First things first, you must have a storage container to hold vegetable scraps in the freezer. I personally recommend reusing plastic ice cream containers. If you don’t have any, I guess you will have to break down and buy one. Don’t forget to eat all the ice cream first.
It’s for a good cause *wink, wink*.
Every time you trim or peel a veggie, toss the pieces into the bucket. The containers pictured below have red bell peppers, sweet potatoes, carrots, russet potatoes, kale, green onions, white onions, red onions, asparagus, broccoli, and mushroom stems.
When you can’t stuff any more stuff in the buckets, grab a stockpot and dump the frozen scraps inside. Add a couple garlic cloves and a tablespoon of whole peppercorns before covering everything with water.

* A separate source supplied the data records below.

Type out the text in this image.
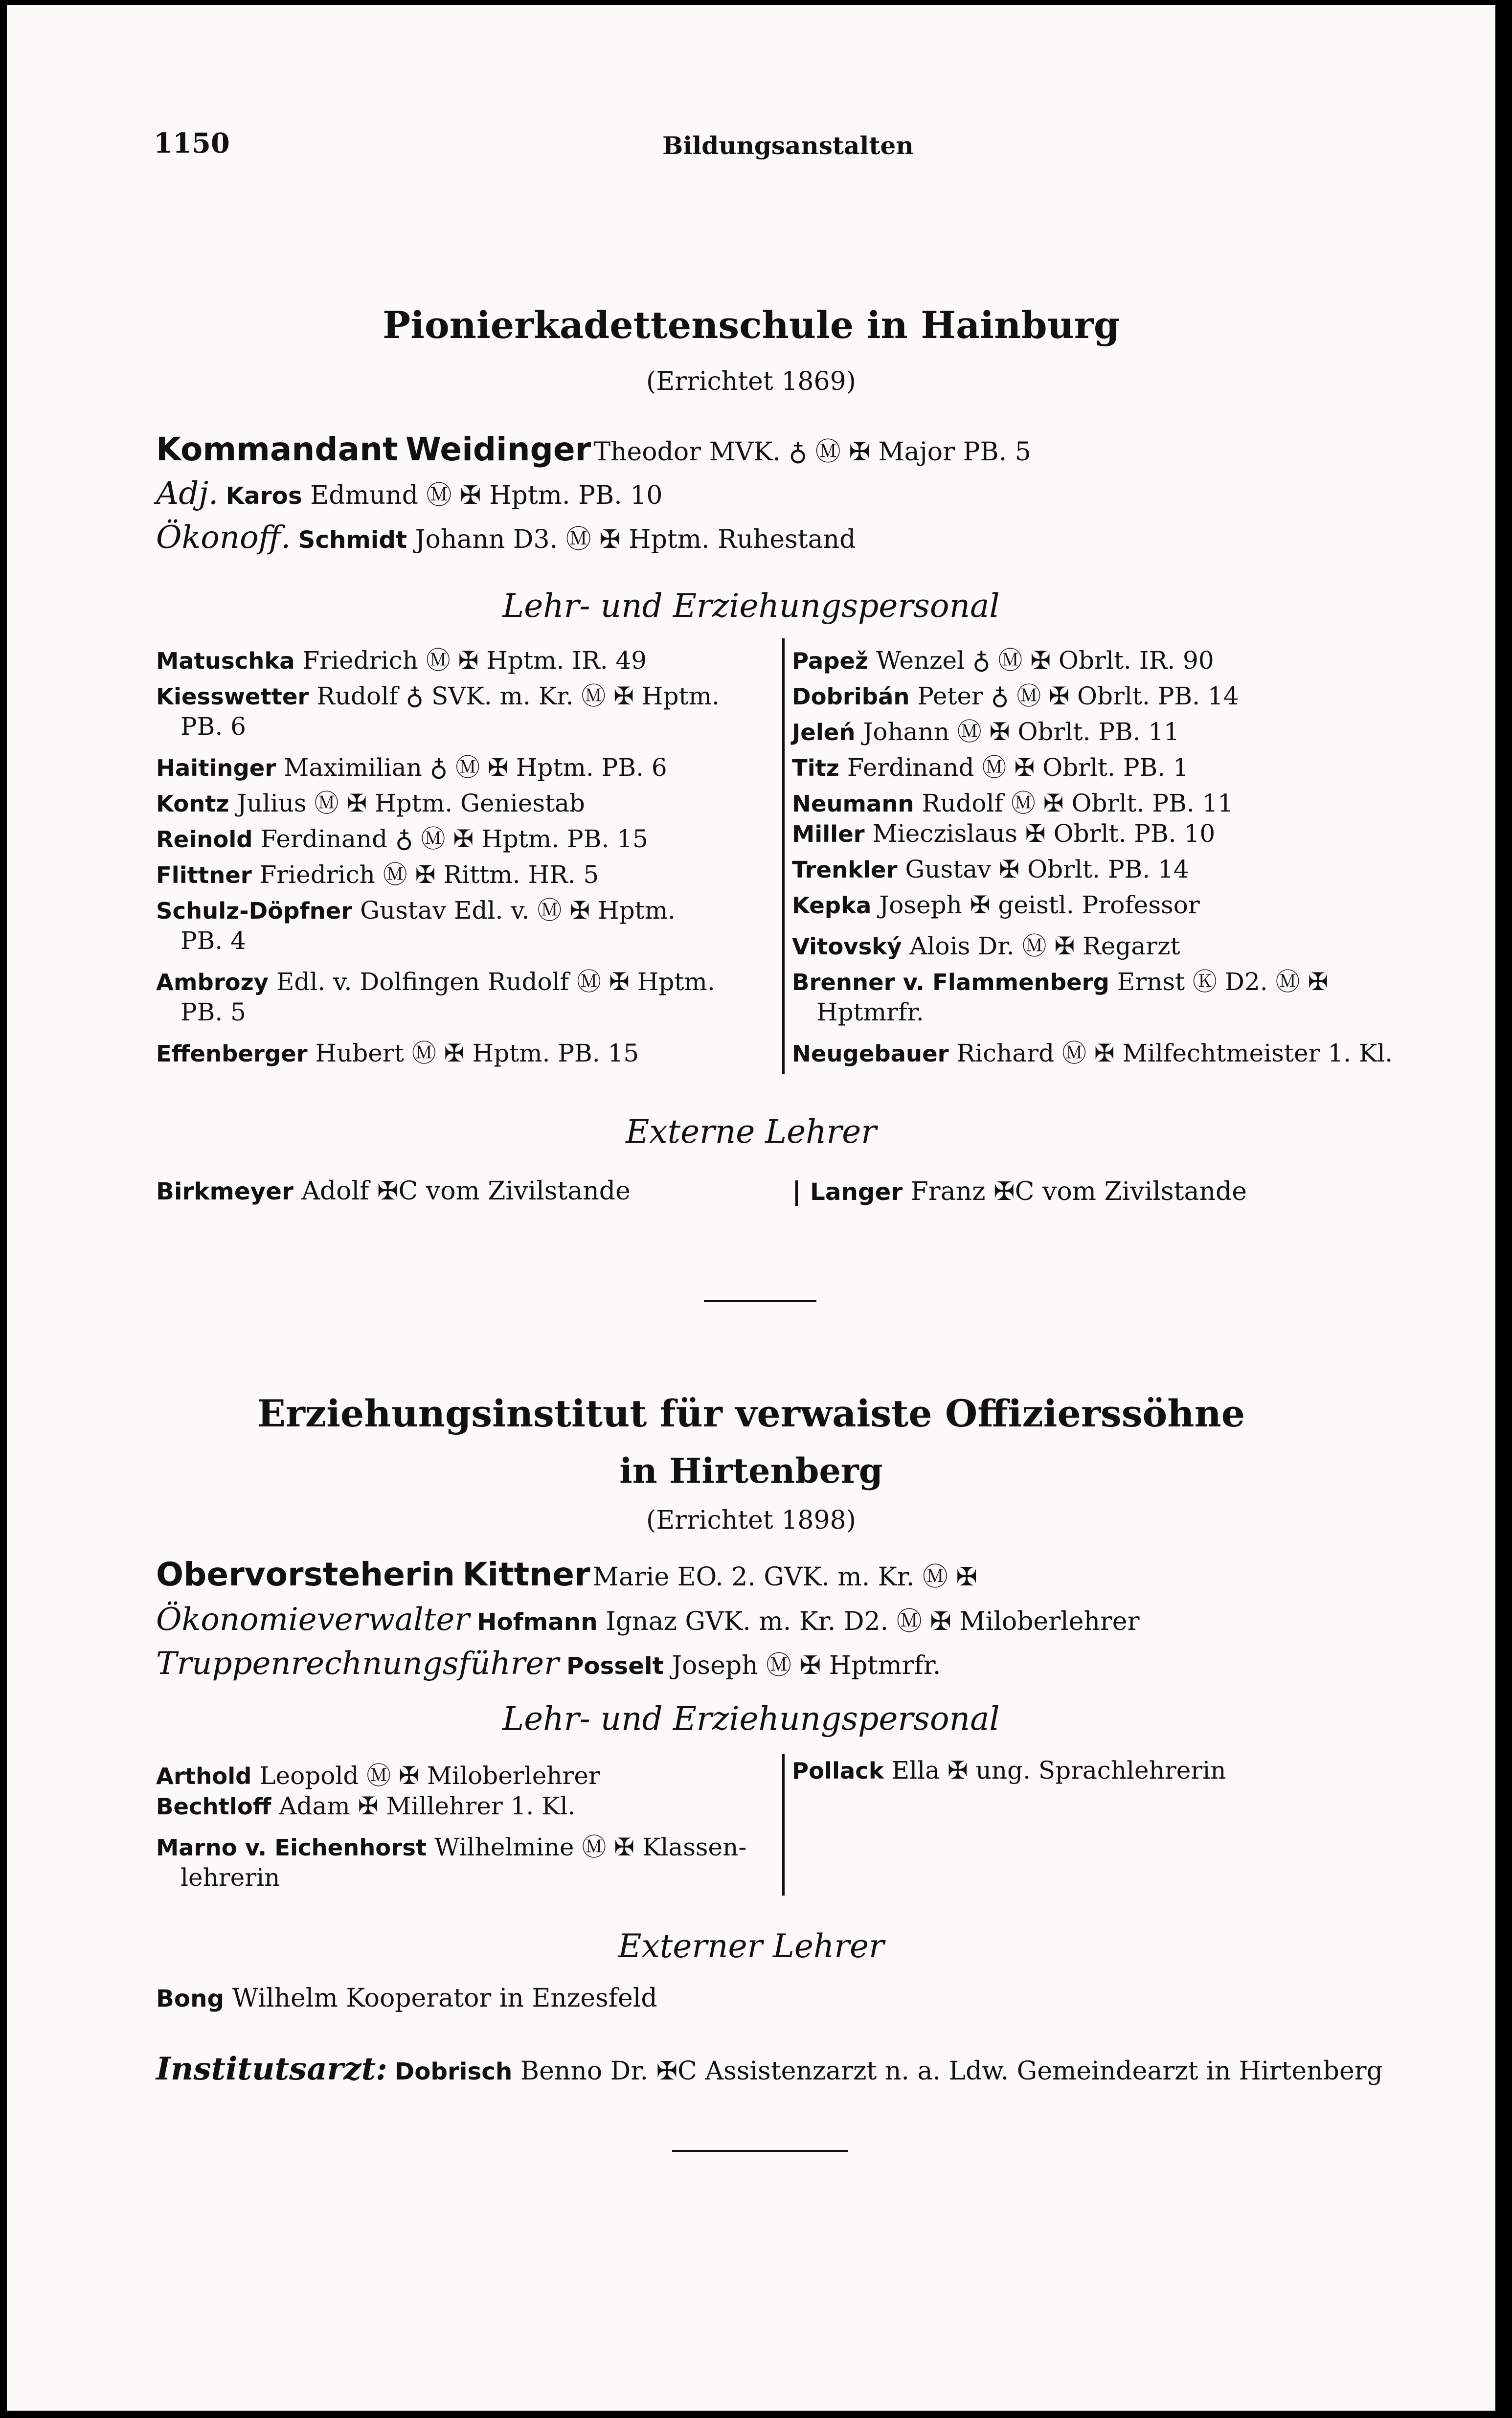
1150	Bildungsanstalten
Pionierkadettenschule in Hainburg
(Errichtet 1869)
Kommandant Weidinger Theodor MVK. ♁ Ⓜ ✠ Major PB. 5
Adj. Karos Edmund Ⓜ ✠ Hptm. PB. 10
Ökonoff. Schmidt Johann D3. Ⓜ ✠ Hptm. Ruhestand
Lehr- und Erziehungspersonal
Matuschka Friedrich Ⓜ ✠ Hptm. IR. 49
Kiesswetter Rudolf ♁ SVK. m. Kr. Ⓜ ✠ Hptm.
PB. 6
Haitinger Maximilian ♁ Ⓜ ✠ Hptm. PB. 6
Kontz Julius Ⓜ ✠ Hptm. Geniestab
Reinold Ferdinand ♁ Ⓜ ✠ Hptm. PB. 15
Flittner Friedrich Ⓜ ✠ Rittm. HR. 5
Schulz-Döpfner Gustav Edl. v. Ⓜ ✠ Hptm.
PB. 4
Ambrozy Edl. v. Dolfingen Rudolf Ⓜ ✠ Hptm.
PB. 5
Effenberger Hubert Ⓜ ✠ Hptm. PB. 15
Papež Wenzel ♁ Ⓜ ✠ Obrlt. IR. 90
Dobribán Peter ♁ Ⓜ ✠ Obrlt. PB. 14
Jeleń Johann Ⓜ ✠ Obrlt. PB. 11
Titz Ferdinand Ⓜ ✠ Obrlt. PB. 1
Neumann Rudolf Ⓜ ✠ Obrlt. PB. 11
Miller Mieczislaus ✠ Obrlt. PB. 10
Trenkler Gustav ✠ Obrlt. PB. 14
Kepka Joseph ✠ geistl. Professor
Vitovský Alois Dr. Ⓜ ✠ Regarzt
Brenner v. Flammenberg Ernst Ⓚ D2. Ⓜ ✠
Hptmrfr.
Neugebauer Richard Ⓜ ✠ Milfechtmeister 1. Kl.
Externe Lehrer
Birkmeyer Adolf ✠C vom Zivilstande	| Langer Franz ✠C vom Zivilstande
Erziehungsinstitut für verwaiste Offizierssöhne
in Hirtenberg
(Errichtet 1898)
Obervorsteherin Kittner Marie EO. 2. GVK. m. Kr. Ⓜ ✠
Ökonomieverwalter Hofmann Ignaz GVK. m. Kr. D2. Ⓜ ✠ Miloberlehrer
Truppenrechnungsführer Posselt Joseph Ⓜ ✠ Hptmrfr.
Lehr- und Erziehungspersonal
Arthold Leopold Ⓜ ✠ Miloberlehrer
Bechtloff Adam ✠ Millehrer 1. Kl.
Marno v. Eichenhorst Wilhelmine Ⓜ ✠ Klassen-
lehrerin
Pollack Ella ✠ ung. Sprachlehrerin
Externer Lehrer
Bong Wilhelm Kooperator in Enzesfeld
Institutsarzt: Dobrisch Benno Dr. ✠C Assistenzarzt n. a. Ldw. Gemeindearzt in Hirtenberg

Flip the burner on high and bring to a boil, then simmer for 1 hour. After your hour is up and the kitchen is filled with fantasic smells, turn the burner off, put a lid on the pot and let the vegetable bubble bath cool for a few hours.
After you have done some laundry, endured homework and finally beat the beach volley level of Angry Birds Rio during soccer practice, pour the mixture through a strainer into a very large bowl. Grab some Ball Freezer Jars and ladle the amber goodness up to the freeze line. This will give you about 2 cups per jar and the recipe usually yields about 6 jars.